Un an après les premières révélations, l'enquête sur le cimentier franco-suisse LafargeHolcim, mis en cause pour avoir indirectement financé des groupes armés en Syrie dont l'organisation djihadiste Etat islamique, a été confiée à trois juges.
Une information judiciaire, ouverte le 9 juin sur LafargeHolcim, vise notamment les chefs de «financement d'entreprise terroriste» et de «mise en danger de la vie d'autrui», a-t-on appris le 13 juin auprès du parquet de Paris. Elle a été confiée à deux juges d'instruction du pôle financier et à un magistrat instructeur du pôle antiterroriste.
L'enquête, également révélée par France Inter, devra déterminer les liens qu'a pu entretenir le géant du ciment, notamment avec Daesh, pour continuer à faire fonctionner en 2013 et 2014, malgré le conflit syrien, la cimenterie de Jalabiya (dans le nord du pays), un investissement phare pour le groupe.
Le scandale avait été révélé par une enquête du Monde de juin 2016 qui avait mis en lumière de «troubles arrangements» entre Lafarge Cement Syrie (LCS), la filiale syrienne du groupe et l'organisation djihadiste alors que cette dernière gagnait du terrain et devenait incontournable dans la région.

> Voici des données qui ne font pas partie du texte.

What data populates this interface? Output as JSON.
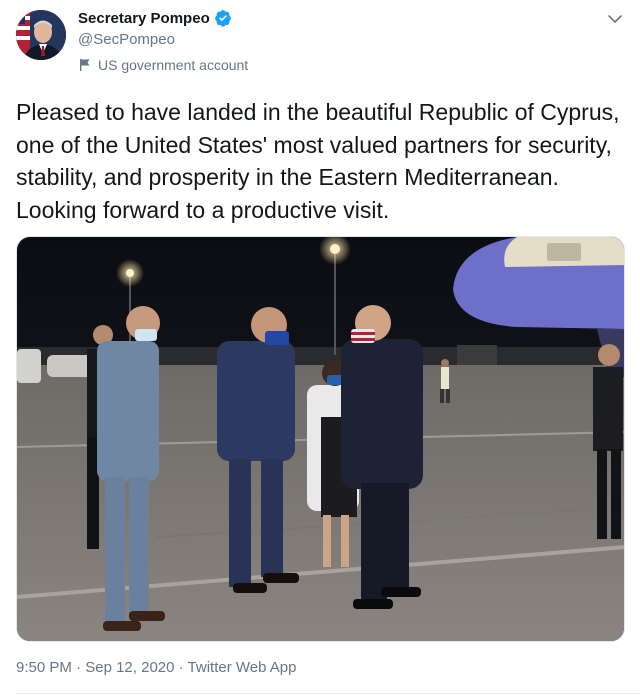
{
  "author": {
    "display_name": "Secretary Pompeo",
    "handle": "@SecPompeo",
    "label": "US government account",
    "verified": true
  },
  "tweet": {
    "text": "Pleased to have landed in the beautiful Republic of Cyprus, one of the United States' most valued partners for security, stability, and prosperity in the Eastern Mediterranean. Looking forward to a productive visit.",
    "time": "9:50 PM",
    "separator": "·",
    "date": "Sep 12, 2020",
    "source": "Twitter Web App"
  },
  "icons": {
    "verified": "verified-badge-icon",
    "gov": "flag-icon",
    "menu": "chevron-down-icon"
  },
  "colors": {
    "accent": "#1da1f2",
    "secondary_text": "#657786",
    "primary_text": "#14171a"
  }
}
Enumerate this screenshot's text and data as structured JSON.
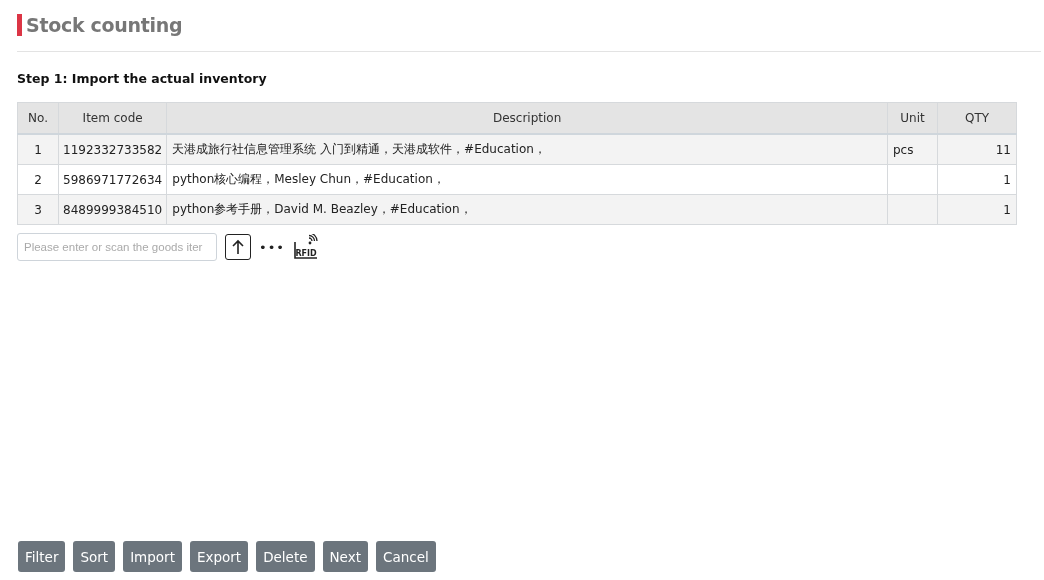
{
  "title": "Stock counting",
  "step": "Step 1: Import the actual inventory",
  "table": {
    "columns": [
      "No.",
      "Item code",
      "Description",
      "Unit",
      "QTY"
    ],
    "rows": [
      [
        "1",
        "1192332733582",
        "天港成旅行社信息管理系统 入门到精通，天港成软件，#Education，",
        "pcs",
        "11"
      ],
      [
        "2",
        "5986971772634",
        "python核心编程，Mesley Chun，#Education，",
        "",
        "1"
      ],
      [
        "3",
        "8489999384510",
        "python参考手册，David M. Beazley，#Education，",
        "",
        "1"
      ]
    ]
  },
  "scan": {
    "placeholder": "Please enter or scan the goods iter",
    "more": "•••",
    "rfid_label": "RFID"
  },
  "buttons": [
    "Filter",
    "Sort",
    "Import",
    "Export",
    "Delete",
    "Next",
    "Cancel"
  ]
}
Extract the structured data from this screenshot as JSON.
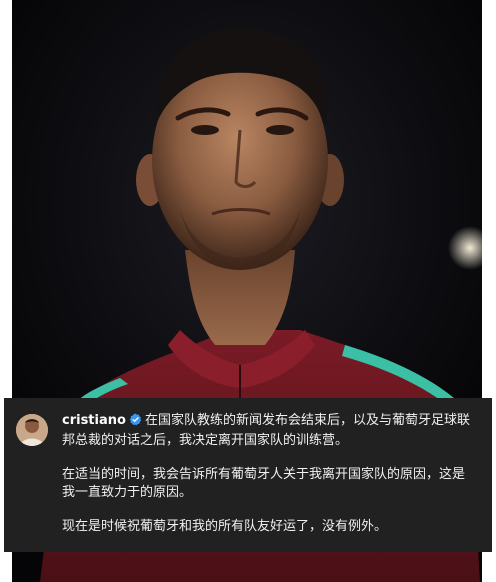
{
  "post": {
    "username": "cristiano",
    "verified": true,
    "caption_paragraphs": [
      "在国家队教练的新闻发布会结束后，以及与葡萄牙足球联邦总裁的对话之后，我决定离开国家队的训练营。",
      "在适当的时间，我会告诉所有葡萄牙人关于我离开国家队的原因，这是我一直致力于的原因。",
      "现在是时候祝葡萄牙和我的所有队友好运了，没有例外。"
    ]
  },
  "colors": {
    "caption_background": "#212121",
    "verified_badge": "#3897f0",
    "jersey": "#6b1620",
    "jersey_trim": "#3bbfa5"
  },
  "icons": {
    "verified": "verified-badge-icon",
    "avatar": "profile-avatar"
  }
}
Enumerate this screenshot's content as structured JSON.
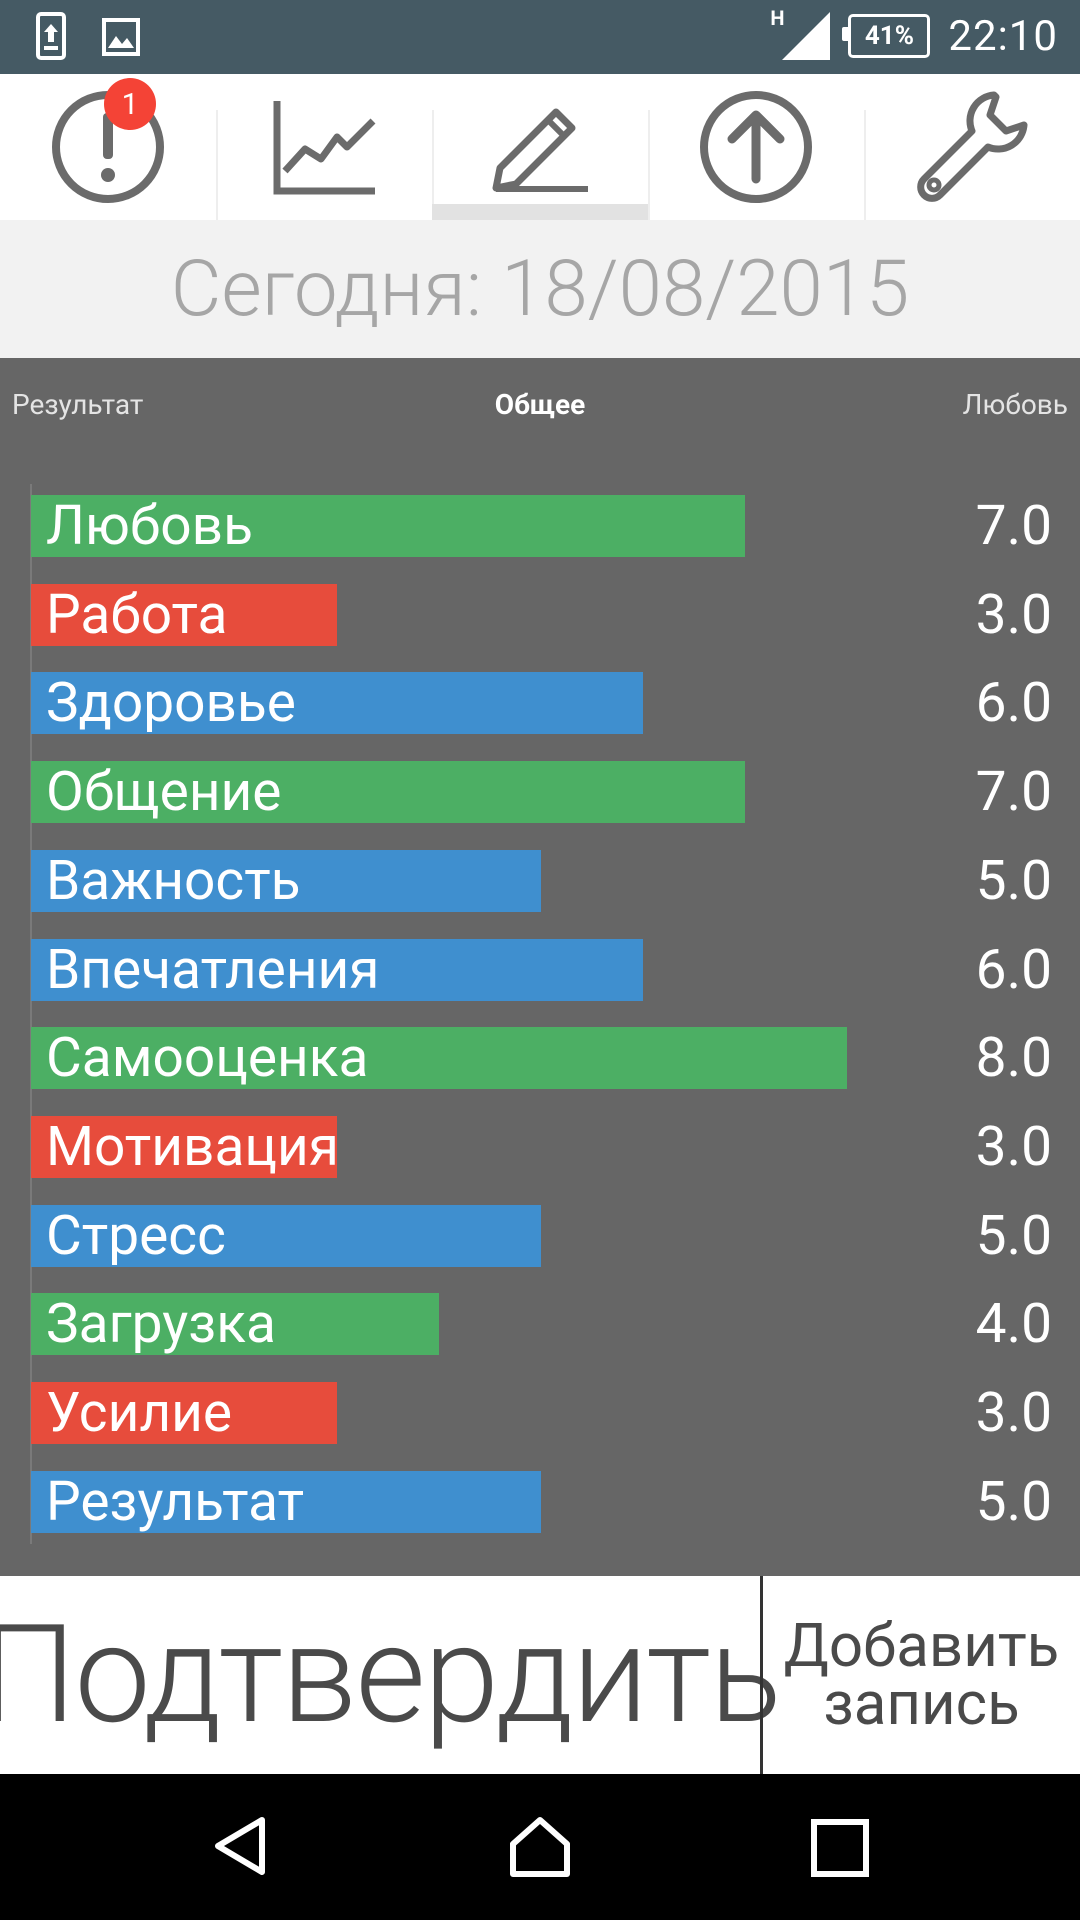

En septembre 2016, le ministère français de l’Economie avait déposé plainte, déclenchant l'ouverture d'une enquête préliminaire par le parquet de Paris. Plusieurs cadres de Lafarge ont été entendus en France dans cette enquête, selon une source proche du dossier. En novembre, l'association anti-corruption Sherpa, le Centre européen pour les droits constitutionnels et les droits de l'homme (ECCHR) et onze anciens employés de la cimenterie avaient déposés plainte avec constitution de partie civile.
Alors que plusieurs entreprises françaises et européennes présentes en Syrie mettaient fin à leurs activités dans le pays entre 2011 et 2013, la société «restait déterminée à maintenir sa production malgré l’intensification des affrontements», notent Sherpa et l'ECCHR dans leur plainte dont l'AFP a eu connaissance. Pour atteindre cet objectif, la filiale aurait fait «pression sur ses employés» (menaces de licenciement, de suspension de salaires s'ils ne se rendaient pas à l’usine malgré l’insécurité des routes) et «accepté de s'entendre avec des membres de Daesh» pour organiser la circulation des marchandises et des employés contre le paiement de taxes ou l'achat de matières premières, détaillent les associations. Elles estiment qu'à partir d'avril 2013 «le pétrole utilisé par Lafarge provenait de l'organisation djihadiste». Daesh avait fini par prendre le contrôle du site en septembre 2014.
«Indirectement» financé
Lafarge, qui a fusionné en 2015 avec le groupe suisse Holcim, a admis début mars 2017 avoir «indirectement» financé des groupes armés pour maintenir en activité sa cimenterie. Entre les «menaces pour la sécurité des collaborateurs» et les «perturbations dans les approvisionnements nécessaires pour faire fonctionner l'usine et distribuer ses produits», la filiale locale de Lafarge a tenté d'amadouer les diverses «factions armées» qui contrôlaient ou tentaient de contrôler les zones autour du site, a reconnu le groupe.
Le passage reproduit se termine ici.